How have we used our 100 words this week?

100 word challenge week 5 by Charlie D

Long, long ago the was a knight called Kitty. He slayed the tiny to the giant the skiny to the fattest he could slay anything. One day Kitty was eating a hearty breakfast of cat food. As he looked around a giant fat Elephant Rat tried to attack him. He ran to his time machine and went to 2014 to get the nerd. After that the nerd and him went to destroy this evil and ugly Dragon. It took 20,000,000 hits before the Dragon died and stayed dead forever. The end

Posted by on September 30th, 2014 at 1:47 pm and tagged  | Comments & Trackbacks (5)

5 Responses to “100 word challenge week 5 by Charlie D”

  1.   Helen Whittaker Says:

    You story starts really well Charlie. I thought it was very clever how you wrote ‘ the tiny to the giant and the skinny to the fattest. You have a really super imagination . Your sentence punctuation makes your writing easy to read and enjoy. Well done.

  2.   Helen Whittaker (team 100WC) Says:

    oops I was so excited reading your story I forgot to write team 100 WC!

  3.   Mr Addison Says:

    How did he destroy him? Just by hitting him? How could you describe this in a better way?

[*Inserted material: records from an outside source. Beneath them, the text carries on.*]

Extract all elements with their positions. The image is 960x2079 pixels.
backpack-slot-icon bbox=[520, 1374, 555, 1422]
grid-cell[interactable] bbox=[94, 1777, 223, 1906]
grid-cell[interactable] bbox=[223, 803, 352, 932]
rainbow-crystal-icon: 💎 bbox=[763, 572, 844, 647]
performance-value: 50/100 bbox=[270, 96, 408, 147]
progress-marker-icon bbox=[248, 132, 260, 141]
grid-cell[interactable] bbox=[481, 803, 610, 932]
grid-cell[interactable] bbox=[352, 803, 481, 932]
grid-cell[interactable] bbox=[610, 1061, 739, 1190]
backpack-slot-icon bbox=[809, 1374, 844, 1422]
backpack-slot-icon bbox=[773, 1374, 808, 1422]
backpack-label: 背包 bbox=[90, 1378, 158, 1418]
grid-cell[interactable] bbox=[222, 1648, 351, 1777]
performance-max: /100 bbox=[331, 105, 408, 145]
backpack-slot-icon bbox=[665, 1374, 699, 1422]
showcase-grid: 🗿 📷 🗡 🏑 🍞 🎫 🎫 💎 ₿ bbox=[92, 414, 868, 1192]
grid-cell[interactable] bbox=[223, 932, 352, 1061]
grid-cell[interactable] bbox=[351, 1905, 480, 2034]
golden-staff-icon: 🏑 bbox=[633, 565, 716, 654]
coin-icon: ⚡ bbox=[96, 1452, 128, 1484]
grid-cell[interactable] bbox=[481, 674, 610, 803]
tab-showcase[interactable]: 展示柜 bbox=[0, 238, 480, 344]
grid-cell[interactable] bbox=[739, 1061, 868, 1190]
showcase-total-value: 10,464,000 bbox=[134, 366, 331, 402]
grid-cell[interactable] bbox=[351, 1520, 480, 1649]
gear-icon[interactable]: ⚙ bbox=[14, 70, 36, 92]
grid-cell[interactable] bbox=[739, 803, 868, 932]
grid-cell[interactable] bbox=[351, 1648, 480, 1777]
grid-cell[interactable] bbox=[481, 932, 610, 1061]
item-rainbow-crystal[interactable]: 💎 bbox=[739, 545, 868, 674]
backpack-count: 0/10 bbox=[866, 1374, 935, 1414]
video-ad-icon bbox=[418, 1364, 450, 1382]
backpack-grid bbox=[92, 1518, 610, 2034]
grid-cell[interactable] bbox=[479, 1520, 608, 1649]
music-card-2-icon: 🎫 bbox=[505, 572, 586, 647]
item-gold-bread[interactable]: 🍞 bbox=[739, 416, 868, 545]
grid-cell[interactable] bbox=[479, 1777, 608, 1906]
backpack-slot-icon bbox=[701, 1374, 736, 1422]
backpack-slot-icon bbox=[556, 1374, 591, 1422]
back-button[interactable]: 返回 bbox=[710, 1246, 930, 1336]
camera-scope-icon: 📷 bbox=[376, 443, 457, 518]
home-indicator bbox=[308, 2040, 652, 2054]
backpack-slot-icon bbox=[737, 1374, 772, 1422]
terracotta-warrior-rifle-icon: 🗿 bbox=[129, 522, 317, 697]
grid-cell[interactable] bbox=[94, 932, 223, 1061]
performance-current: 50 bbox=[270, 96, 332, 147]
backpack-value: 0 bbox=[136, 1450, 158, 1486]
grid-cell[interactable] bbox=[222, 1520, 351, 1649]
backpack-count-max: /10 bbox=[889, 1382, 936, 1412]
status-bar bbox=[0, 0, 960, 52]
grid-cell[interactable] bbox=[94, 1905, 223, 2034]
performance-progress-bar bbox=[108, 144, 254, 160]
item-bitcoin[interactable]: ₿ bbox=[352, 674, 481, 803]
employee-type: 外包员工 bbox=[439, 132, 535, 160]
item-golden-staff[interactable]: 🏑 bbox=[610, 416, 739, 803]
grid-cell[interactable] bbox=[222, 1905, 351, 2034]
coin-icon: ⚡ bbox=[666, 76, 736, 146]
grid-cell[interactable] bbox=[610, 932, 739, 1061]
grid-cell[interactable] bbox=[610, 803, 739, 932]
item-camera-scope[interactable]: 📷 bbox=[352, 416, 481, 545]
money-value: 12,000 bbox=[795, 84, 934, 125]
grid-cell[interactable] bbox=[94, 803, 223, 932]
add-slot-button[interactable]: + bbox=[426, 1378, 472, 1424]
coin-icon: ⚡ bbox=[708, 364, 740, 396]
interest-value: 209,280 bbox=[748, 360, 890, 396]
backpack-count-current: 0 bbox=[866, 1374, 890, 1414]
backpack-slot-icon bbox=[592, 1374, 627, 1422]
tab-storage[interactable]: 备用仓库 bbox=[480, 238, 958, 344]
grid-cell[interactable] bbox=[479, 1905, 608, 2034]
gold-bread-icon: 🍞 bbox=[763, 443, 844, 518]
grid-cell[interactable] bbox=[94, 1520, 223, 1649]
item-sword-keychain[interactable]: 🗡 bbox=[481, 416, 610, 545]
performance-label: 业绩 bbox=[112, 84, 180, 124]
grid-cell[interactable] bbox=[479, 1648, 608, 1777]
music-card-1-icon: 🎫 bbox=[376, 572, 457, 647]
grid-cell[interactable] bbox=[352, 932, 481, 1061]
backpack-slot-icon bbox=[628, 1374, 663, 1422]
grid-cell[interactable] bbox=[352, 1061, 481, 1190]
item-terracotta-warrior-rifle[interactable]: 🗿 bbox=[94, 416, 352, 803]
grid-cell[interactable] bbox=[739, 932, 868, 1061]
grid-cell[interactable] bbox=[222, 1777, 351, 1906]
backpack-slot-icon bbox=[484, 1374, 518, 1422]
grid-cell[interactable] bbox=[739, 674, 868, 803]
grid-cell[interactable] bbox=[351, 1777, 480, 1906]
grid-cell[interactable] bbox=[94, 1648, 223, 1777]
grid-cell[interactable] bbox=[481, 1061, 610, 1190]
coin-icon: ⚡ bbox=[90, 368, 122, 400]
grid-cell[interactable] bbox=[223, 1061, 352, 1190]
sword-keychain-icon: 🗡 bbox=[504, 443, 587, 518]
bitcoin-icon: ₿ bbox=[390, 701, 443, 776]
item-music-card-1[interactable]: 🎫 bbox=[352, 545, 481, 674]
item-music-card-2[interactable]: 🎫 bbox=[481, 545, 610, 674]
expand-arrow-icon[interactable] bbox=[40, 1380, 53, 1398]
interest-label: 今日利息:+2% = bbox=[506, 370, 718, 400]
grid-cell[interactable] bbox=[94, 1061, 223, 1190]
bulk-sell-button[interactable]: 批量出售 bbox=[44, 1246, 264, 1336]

  4.   H0pefulmummy (team 100wc) Says:

    Hi, Charlie. I think that you open your story really well – watch for “the” and “there” though! Your punctuation helps me read the story and follow what is happening. I think that you could make this even better by adding wow! words (or adjectives) and and different verbs – this would add drama to your story and make it even more exciting. Keep on writing!

  5.   Vanessa team 100, France Says:

    Well done, Charlie – I really enjoyed your piece of writing. It is well punctuated and therefore easy to read. Try to read your work through and correct any obvious mistakes (‘the’ and ‘there’) and maybe incorporate or change some stronger descriptive words. I’m not sure if Kitty and the nerd are attacking a dragon or the rat – so a final reading check could sort out any discrepancies which may confuse the reader. However, the story began very well and shows a good imagination! Good luck with your next challenge!